Di sisi lain, pergerakan Bitcoin juga dipengaruhi oleh kombinasi sentimen global yang menguat, termasuk meningkatnya minat terhadap aset berisiko di tengah membaiknya likuiditas pasar kripto yang membaik, serta meningkatnya ketidakpastian geopolitik.
Baca juga: Bitcoin Menguat Dekati 79.500 Dolar AS, Ini Pemicunya di Tengah Dinamika Geopolitik
Kondisi ini mendorong investor untuk mencari alternatif aset lindung nilai di luar sistem keuangan tradisional. Penguatan ini turut didukung oleh oleh lonjakan aktivitas pasar, dengan volume perdagangan harian mencapai sekitar US$48 miliar.
Vice President Indodax Antony Kusuma, menilai pergerakan Bitcoin saat ini mencerminkan dinamika pasar yang semakin kompleks dan berkembang.
“Bitcoin saat ini berada dalam posisi yang unik karena mendapatkan dorongan dari dua arah sekaligus. Di satu sisi, ia bergerak mengikuti sentimen pasar global, namun di sisi lain juga mulai dipertimbangkan sebagai alternatif di tengah ketidakpastian geopolitik. Kondisi ini mengindikasikan adanya momentum positif di pasar, namun tetap perlu dianalisis secara cermat dinamika yang terjadi di pasar,” ujar Antony.

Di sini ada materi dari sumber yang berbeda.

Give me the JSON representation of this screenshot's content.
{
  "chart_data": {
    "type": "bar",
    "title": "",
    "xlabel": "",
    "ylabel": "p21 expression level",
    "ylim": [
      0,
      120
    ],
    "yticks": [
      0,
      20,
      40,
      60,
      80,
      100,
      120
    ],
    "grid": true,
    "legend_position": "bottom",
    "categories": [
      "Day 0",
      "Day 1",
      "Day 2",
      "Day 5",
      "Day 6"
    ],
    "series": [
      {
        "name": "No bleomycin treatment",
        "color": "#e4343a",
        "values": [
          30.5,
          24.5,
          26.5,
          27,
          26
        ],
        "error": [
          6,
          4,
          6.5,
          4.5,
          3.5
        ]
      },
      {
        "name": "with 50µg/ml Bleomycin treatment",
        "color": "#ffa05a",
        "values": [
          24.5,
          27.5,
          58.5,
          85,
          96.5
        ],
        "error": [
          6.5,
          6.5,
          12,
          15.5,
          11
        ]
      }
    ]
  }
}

Selain itu, data pada CoinMarketCap menunjukkan bahwa total aset dalam ETF Bitcoin kini berada di kisaran US$105 miliar. Hal ini mencerminkan meningkatnya partisipasi serta kepercayaan investor institusional yang turut menjadi salah satu faktor penting dalam menopang pergerakan pasar.
Antony menambahkan, momentum penguatan ini mulai mencerminkan kecenderungan bullish di pasar, meskipun masih berada dalam fase yang perlu dicermati secara hati-hati.

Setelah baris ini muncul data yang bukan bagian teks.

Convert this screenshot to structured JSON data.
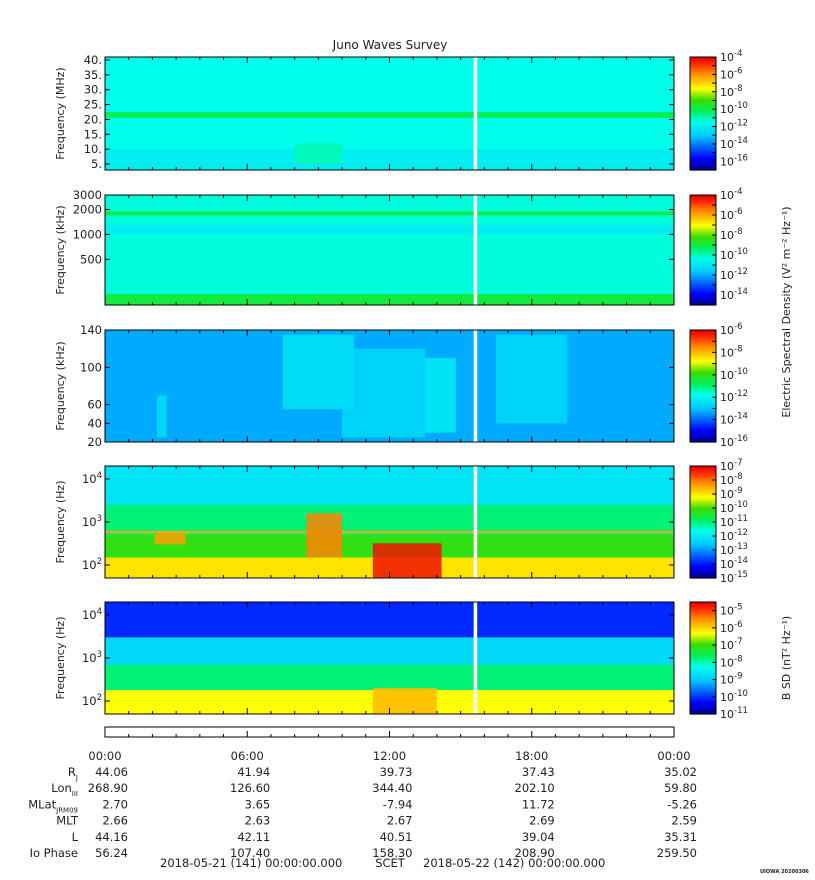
{
  "chart_data": {
    "type": "heatmap",
    "title": "Juno Waves Survey",
    "x_ticks": [
      "00:00",
      "06:00",
      "12:00",
      "18:00",
      "00:00"
    ],
    "x_range_hours": [
      0,
      24
    ],
    "data_gap_hours": [
      15.55,
      15.7
    ],
    "grid": false,
    "colormap": "rainbow",
    "panels": [
      {
        "name": "hfr-high",
        "ylabel": "Frequency (MHz)",
        "ylim": [
          3,
          41
        ],
        "yscale": "linear",
        "yticks": [
          {
            "v": 40,
            "l": "40."
          },
          {
            "v": 35,
            "l": "35."
          },
          {
            "v": 30,
            "l": "30."
          },
          {
            "v": 25,
            "l": "25."
          },
          {
            "v": 20,
            "l": "20."
          },
          {
            "v": 15,
            "l": "15."
          },
          {
            "v": 10,
            "l": "10."
          },
          {
            "v": 5,
            "l": "5."
          }
        ],
        "colorbar": {
          "exp_min": -17,
          "exp_max": -4,
          "labels": [
            "-4",
            "-6",
            "-8",
            "-10",
            "-12",
            "-14",
            "-16"
          ],
          "title": ""
        },
        "background_level": 0.42,
        "features": [
          {
            "type": "band",
            "y0": 20.5,
            "y1": 22.5,
            "level": 0.52
          },
          {
            "type": "band",
            "y0": 3,
            "y1": 10,
            "level": 0.38
          },
          {
            "type": "patch",
            "x0": 8,
            "x1": 10,
            "y0": 5,
            "y1": 12,
            "level": 0.46
          }
        ]
      },
      {
        "name": "hfr-low",
        "ylabel": "Frequency (kHz)",
        "ylim": [
          140,
          3000
        ],
        "yscale": "log",
        "yticks": [
          {
            "v": 3000,
            "l": "3000"
          },
          {
            "v": 2000,
            "l": "2000"
          },
          {
            "v": 1000,
            "l": "1000"
          },
          {
            "v": 500,
            "l": "500"
          }
        ],
        "colorbar": {
          "exp_min": -15,
          "exp_max": -4,
          "labels": [
            "-4",
            "-6",
            "-8",
            "-10",
            "-12",
            "-14"
          ],
          "title": ""
        },
        "background_level": 0.43,
        "features": [
          {
            "type": "band",
            "y0": 1700,
            "y1": 1900,
            "level": 0.54
          },
          {
            "type": "band",
            "y0": 1000,
            "y1": 1300,
            "level": 0.38
          },
          {
            "type": "band",
            "y0": 140,
            "y1": 190,
            "level": 0.55
          }
        ]
      },
      {
        "name": "lfr-high",
        "ylabel": "Frequency (kHz)",
        "ylim": [
          20,
          140
        ],
        "yscale": "linear",
        "yticks": [
          {
            "v": 140,
            "l": "140"
          },
          {
            "v": 100,
            "l": "100"
          },
          {
            "v": 60,
            "l": "60"
          },
          {
            "v": 40,
            "l": "40"
          },
          {
            "v": 20,
            "l": "20"
          }
        ],
        "colorbar": {
          "exp_min": -16,
          "exp_max": -6,
          "labels": [
            "-6",
            "-8",
            "-10",
            "-12",
            "-14",
            "-16"
          ],
          "title": "Electric Spectral Density (V² m⁻² Hz⁻¹)"
        },
        "background_level": 0.27,
        "features": [
          {
            "type": "patch",
            "x0": 7.5,
            "x1": 10.5,
            "y0": 55,
            "y1": 135,
            "level": 0.36
          },
          {
            "type": "patch",
            "x0": 10,
            "x1": 13.5,
            "y0": 25,
            "y1": 120,
            "level": 0.34
          },
          {
            "type": "patch",
            "x0": 13.5,
            "x1": 14.8,
            "y0": 30,
            "y1": 110,
            "level": 0.38
          },
          {
            "type": "patch",
            "x0": 16.5,
            "x1": 19.5,
            "y0": 40,
            "y1": 135,
            "level": 0.34
          },
          {
            "type": "patch",
            "x0": 2.2,
            "x1": 2.6,
            "y0": 25,
            "y1": 70,
            "level": 0.35
          }
        ]
      },
      {
        "name": "lfr-low",
        "ylabel": "Frequency (Hz)",
        "ylim": [
          50,
          20000
        ],
        "yscale": "log",
        "yticks": [
          {
            "v": 10000,
            "l": "10",
            "sup": "4"
          },
          {
            "v": 1000,
            "l": "10",
            "sup": "3"
          },
          {
            "v": 100,
            "l": "10",
            "sup": "2"
          }
        ],
        "colorbar": {
          "exp_min": -15,
          "exp_max": -7,
          "labels": [
            "-7",
            "-8",
            "-9",
            "-10",
            "-11",
            "-12",
            "-13",
            "-14",
            "-15"
          ],
          "title": ""
        },
        "background_level": 0.5,
        "features": [
          {
            "type": "band",
            "y0": 50,
            "y1": 150,
            "level": 0.75
          },
          {
            "type": "band",
            "y0": 150,
            "y1": 500,
            "level": 0.6
          },
          {
            "type": "band",
            "y0": 2500,
            "y1": 20000,
            "level": 0.36
          },
          {
            "type": "band",
            "y0": 550,
            "y1": 620,
            "level": 0.82
          },
          {
            "type": "patch",
            "x0": 8.5,
            "x1": 10,
            "y0": 150,
            "y1": 1600,
            "level": 0.86
          },
          {
            "type": "patch",
            "x0": 11.3,
            "x1": 14.2,
            "y0": 50,
            "y1": 320,
            "level": 0.97
          },
          {
            "type": "patch",
            "x0": 2.1,
            "x1": 3.4,
            "y0": 300,
            "y1": 550,
            "level": 0.83
          }
        ]
      },
      {
        "name": "magnetic",
        "ylabel": "Frequency (Hz)",
        "ylim": [
          50,
          20000
        ],
        "yscale": "log",
        "yticks": [
          {
            "v": 10000,
            "l": "10",
            "sup": "4"
          },
          {
            "v": 1000,
            "l": "10",
            "sup": "3"
          },
          {
            "v": 100,
            "l": "10",
            "sup": "2"
          }
        ],
        "colorbar": {
          "exp_min": -11,
          "exp_max": -4.5,
          "labels": [
            "-5",
            "-6",
            "-7",
            "-8",
            "-9",
            "-10",
            "-11"
          ],
          "title": "B SD (nT² Hz⁻¹)"
        },
        "background_level": 0.42,
        "features": [
          {
            "type": "band",
            "y0": 3000,
            "y1": 20000,
            "level": 0.14
          },
          {
            "type": "band",
            "y0": 700,
            "y1": 3000,
            "level": 0.34
          },
          {
            "type": "band",
            "y0": 180,
            "y1": 700,
            "level": 0.5
          },
          {
            "type": "band",
            "y0": 50,
            "y1": 180,
            "level": 0.72
          },
          {
            "type": "patch",
            "x0": 11.3,
            "x1": 14,
            "y0": 50,
            "y1": 200,
            "level": 0.8
          }
        ]
      }
    ],
    "ephemeris": [
      {
        "label": "R",
        "sub": "J",
        "values": [
          "44.06",
          "41.94",
          "39.73",
          "37.43",
          "35.02"
        ]
      },
      {
        "label": "Lon",
        "sub": "III",
        "values": [
          "268.90",
          "126.60",
          "344.40",
          "202.10",
          "59.80"
        ]
      },
      {
        "label": "MLat",
        "sub": "JRM09",
        "values": [
          "2.70",
          "3.65",
          "-7.94",
          "11.72",
          "-5.26"
        ]
      },
      {
        "label": "MLT",
        "sub": "",
        "values": [
          "2.66",
          "2.63",
          "2.67",
          "2.69",
          "2.59"
        ]
      },
      {
        "label": "L",
        "sub": "",
        "values": [
          "44.16",
          "42.11",
          "40.51",
          "39.04",
          "35.31"
        ]
      },
      {
        "label": "Io Phase",
        "sub": "",
        "values": [
          "56.24",
          "107.40",
          "158.30",
          "208.90",
          "259.50"
        ]
      }
    ],
    "footer": {
      "start": "2018-05-21 (141) 00:00:00.000",
      "scet": "SCET",
      "end": "2018-05-22 (142) 00:00:00.000"
    },
    "stamp": "UIOWA 20200306"
  }
}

Baca juga: Tarif Tol Bitcoin di Selat Hormuz Picu Sorotan Global, PBB Sebut Langgar Hukum Internasional
Kenaikan harga yang didukung oleh arus dana institusional dan sentimen global menunjukkan bahwa minat terhadap aset kripto, khususnya Bitcoin, masih cukup kuat.
Namun, keberlanjutan momentum ini akan sangat bergantung pada konsistensi likuiditas pasar serta perkembangan faktor eksternal, seperti kondisi makroekonomi dan dinamika geopolitik global.
Oleh karena itu, volatilitas tetap menjadi karakter utama aset kripto yang perlu dipahami investor dalam mengambil keputusan.
:quality(30):format(webp):focal(0.5x0.5:0.5x0.5)/tribunnews/foto/bank/originals/bitcoin-mata-uang-kripto.jpg)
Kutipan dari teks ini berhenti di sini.